Зоркая душа у Агалапеи, почувствовала и это, понял Дедыш и вздохнул, на него навалилось что-то тягостное, и во рту пересохло. Но он осилил слабость и начал говорить с прежней мягкостью в голосе и с какой-то тягучестью, которая, впрочем, не раздражала, наапротив, заставляла внимательней прислушиваться, а то вдруг отыскать чудное за словом и млеть от этого и думать, что лишь ты разгадал, что скрывается за тем словом Дедыша.

Старец говорил про то, что у людей стало мало терпения, и они не умеют выслушать ближнего и не хотят знать про душу человеческую, что одна и вправе подыматься над сущим и уж оттуда, с необозримой высоты, наблюдать себя во плоти и дивиться, и отторгаться от своего деяния и искать в миру благостное, к добру склоненное.

— А то сказывают, вот де зло вершится на Руси нынче не просто так, от неустройства на сердце, а во имя добра. Ой ли?.. Иль уж не помнят люди, что к добру не придешь, сея зло, потому как одно зло рождает другое, и пуще всего видимо со стороны и обворожительно для слабого ума. Добро не рядится в пестрые одежды.

Дедыш говорил трудно, в лице у него наблюдалось напряжение. Агалапея хотела бы попросить, чтобы он замолчал, но что-то мешало ей, что-то видимое в глазах у Дедыша, большое и сильное, и нельзя было поломать сердечное, однажды выплеснувшееся.

«Да что же это, Господи?..» — мысленно спрашивала Агалапея и все смотрела на старца, смотрела, а потом неожиданно для него, да и для себя тоже, заплакала по-бабьи обильными солеными слезами. Она уж не помнила, когда в последний раз плакала, глаза у нее в любую пору были сухие и как бы застывшие в ожидании еще большей беды, что падет на землю, уже и теперь горькую и обездоленную. Агалапея испугалась, а что как старец уйдет из жизни, что тогда?.. Иль не оскудеет и вовсе отчая земля, истаптываемая недоброту сеющими людьми, понимаемая ими как мачеха, а для тех, кто родился на ней в горькую годину, уже и теперь чужая?..

— Господи, спаси его и помилуй!.. — шептала Агалапея. — Пускай он, как и раньше, не поддается годам.
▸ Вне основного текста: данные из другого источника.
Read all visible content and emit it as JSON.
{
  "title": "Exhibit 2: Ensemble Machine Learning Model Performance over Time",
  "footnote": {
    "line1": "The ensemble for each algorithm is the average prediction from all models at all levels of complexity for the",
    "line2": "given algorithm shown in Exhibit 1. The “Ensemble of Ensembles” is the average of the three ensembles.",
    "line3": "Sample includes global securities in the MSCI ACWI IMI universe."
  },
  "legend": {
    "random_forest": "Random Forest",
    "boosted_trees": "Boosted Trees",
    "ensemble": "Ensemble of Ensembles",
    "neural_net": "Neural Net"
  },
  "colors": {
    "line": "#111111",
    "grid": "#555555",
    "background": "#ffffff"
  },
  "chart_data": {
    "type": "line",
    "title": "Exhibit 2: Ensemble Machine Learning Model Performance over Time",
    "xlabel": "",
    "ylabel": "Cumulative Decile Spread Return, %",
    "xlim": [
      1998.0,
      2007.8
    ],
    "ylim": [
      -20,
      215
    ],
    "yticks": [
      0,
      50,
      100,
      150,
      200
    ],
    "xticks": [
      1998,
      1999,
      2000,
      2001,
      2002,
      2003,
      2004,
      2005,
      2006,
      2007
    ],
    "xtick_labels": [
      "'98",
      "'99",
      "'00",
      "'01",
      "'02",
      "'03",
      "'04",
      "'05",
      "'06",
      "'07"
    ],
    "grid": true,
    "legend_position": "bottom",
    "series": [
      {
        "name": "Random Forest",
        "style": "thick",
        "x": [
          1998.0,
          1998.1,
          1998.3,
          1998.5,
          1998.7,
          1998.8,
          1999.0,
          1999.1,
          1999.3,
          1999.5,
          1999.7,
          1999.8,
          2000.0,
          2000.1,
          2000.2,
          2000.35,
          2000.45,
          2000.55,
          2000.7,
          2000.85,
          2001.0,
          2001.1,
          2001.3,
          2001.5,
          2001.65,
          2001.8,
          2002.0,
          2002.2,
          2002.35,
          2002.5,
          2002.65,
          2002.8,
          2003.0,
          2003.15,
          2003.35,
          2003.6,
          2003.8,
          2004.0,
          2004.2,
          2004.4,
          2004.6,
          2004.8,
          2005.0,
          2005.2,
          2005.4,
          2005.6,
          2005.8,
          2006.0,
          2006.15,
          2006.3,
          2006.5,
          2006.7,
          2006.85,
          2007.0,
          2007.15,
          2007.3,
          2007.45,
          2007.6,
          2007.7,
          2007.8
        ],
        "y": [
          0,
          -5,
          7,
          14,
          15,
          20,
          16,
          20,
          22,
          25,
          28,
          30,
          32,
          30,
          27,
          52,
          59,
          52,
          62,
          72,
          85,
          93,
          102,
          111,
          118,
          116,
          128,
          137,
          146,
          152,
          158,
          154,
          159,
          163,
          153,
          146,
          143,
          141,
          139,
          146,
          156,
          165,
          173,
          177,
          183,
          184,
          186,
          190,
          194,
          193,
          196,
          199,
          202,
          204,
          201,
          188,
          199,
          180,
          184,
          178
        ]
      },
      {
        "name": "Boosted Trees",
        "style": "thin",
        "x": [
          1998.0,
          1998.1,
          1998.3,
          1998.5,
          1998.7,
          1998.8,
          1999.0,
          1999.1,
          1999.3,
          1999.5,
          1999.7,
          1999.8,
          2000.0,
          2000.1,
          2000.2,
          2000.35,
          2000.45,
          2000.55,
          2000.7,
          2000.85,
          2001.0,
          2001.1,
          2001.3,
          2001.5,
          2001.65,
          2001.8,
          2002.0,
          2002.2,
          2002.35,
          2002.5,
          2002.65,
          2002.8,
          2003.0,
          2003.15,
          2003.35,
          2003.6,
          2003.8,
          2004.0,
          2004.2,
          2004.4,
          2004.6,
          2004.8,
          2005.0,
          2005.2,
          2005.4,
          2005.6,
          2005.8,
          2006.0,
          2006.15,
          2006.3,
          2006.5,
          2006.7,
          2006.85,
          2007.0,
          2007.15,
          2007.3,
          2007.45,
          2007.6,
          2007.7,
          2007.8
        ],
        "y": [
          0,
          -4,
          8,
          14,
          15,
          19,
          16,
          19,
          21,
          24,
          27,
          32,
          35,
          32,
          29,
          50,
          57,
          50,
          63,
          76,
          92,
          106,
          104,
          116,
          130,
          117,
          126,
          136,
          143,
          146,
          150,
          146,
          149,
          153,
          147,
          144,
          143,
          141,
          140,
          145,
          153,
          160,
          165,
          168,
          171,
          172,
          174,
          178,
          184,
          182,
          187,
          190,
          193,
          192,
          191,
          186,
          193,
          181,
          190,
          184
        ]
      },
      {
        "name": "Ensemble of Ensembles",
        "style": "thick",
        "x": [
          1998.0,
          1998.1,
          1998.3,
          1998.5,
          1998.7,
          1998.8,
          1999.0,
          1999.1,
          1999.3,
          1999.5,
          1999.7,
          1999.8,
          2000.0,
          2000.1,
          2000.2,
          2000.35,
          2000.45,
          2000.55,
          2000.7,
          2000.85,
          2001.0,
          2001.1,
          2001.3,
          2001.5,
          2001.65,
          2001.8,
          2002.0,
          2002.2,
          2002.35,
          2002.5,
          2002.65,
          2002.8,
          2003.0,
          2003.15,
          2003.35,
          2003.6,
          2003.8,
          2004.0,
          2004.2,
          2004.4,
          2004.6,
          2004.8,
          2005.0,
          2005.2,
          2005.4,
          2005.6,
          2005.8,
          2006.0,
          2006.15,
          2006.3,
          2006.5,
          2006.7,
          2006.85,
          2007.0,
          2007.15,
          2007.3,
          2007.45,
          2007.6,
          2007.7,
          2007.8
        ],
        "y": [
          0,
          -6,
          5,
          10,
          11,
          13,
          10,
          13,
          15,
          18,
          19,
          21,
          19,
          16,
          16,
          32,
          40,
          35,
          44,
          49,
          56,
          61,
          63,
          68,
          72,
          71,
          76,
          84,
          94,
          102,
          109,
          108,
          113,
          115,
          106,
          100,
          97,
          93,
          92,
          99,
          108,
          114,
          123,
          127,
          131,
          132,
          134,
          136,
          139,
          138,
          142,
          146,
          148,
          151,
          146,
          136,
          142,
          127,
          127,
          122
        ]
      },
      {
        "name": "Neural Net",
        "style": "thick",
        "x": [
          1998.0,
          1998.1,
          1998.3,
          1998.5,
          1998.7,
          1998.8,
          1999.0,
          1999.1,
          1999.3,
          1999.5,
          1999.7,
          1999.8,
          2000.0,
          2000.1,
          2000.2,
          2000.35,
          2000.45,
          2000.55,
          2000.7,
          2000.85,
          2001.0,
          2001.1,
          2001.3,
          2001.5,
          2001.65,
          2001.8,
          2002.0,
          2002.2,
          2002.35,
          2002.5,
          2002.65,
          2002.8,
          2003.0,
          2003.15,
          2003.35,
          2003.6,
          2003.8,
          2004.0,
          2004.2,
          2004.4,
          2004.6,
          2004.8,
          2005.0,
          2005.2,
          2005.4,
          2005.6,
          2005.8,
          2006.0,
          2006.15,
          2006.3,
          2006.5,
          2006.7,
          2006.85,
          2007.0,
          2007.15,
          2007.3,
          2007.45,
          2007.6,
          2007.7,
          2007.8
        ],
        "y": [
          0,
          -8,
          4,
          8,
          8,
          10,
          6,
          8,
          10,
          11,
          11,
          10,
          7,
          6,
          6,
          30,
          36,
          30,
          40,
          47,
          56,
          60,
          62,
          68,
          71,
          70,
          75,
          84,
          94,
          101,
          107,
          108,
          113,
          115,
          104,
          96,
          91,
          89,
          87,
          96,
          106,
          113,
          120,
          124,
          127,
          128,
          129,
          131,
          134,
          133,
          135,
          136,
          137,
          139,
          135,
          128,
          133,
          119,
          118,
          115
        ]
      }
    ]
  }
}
Укрепи так!..

Агалапея вдруг увидела, что руки у Дедыша тонкие и слабые, и щеки опали, и уж можно заметить, как подрагивают скулы и постукивают зубы ослабленно и деревянно, а еще она разглядела на исхудавшей шее тонкую синюю жилку, она то появлялась, то пропадала, пока не исчезла. Агалапея долго ждала, когда жилка обозначится снова, напрягшись и стиснув пальцы, точно бы от этого зависело что-то важное. Но жилка так и не затрпетала на старческой шее. И Агалапея со страхом подумала, что Дедыш может уже сегодня помрет. Как и все на деревне, она считала старца вечным; коль скоро он живет, живет и небо над головой, ясное и изглубленное поутру, и чистая, отливающая синевой, ввечеру переливчатая и яркоструйная вода в Байкале, и земля-матушка, во всякую пору родимая и пуще чего другого близкая деревенскому миру. Да, раньше и помыслить не могла, что наступит срок, и Дедыш помрет, а вот нынче…

— О, Господи, грехи наши тяжкие!..

Агалапея едва совладала со слезами, сказала грустно:

— У тебя где-то травушка припрятана от болезней. Дай-ка сготовлю питье?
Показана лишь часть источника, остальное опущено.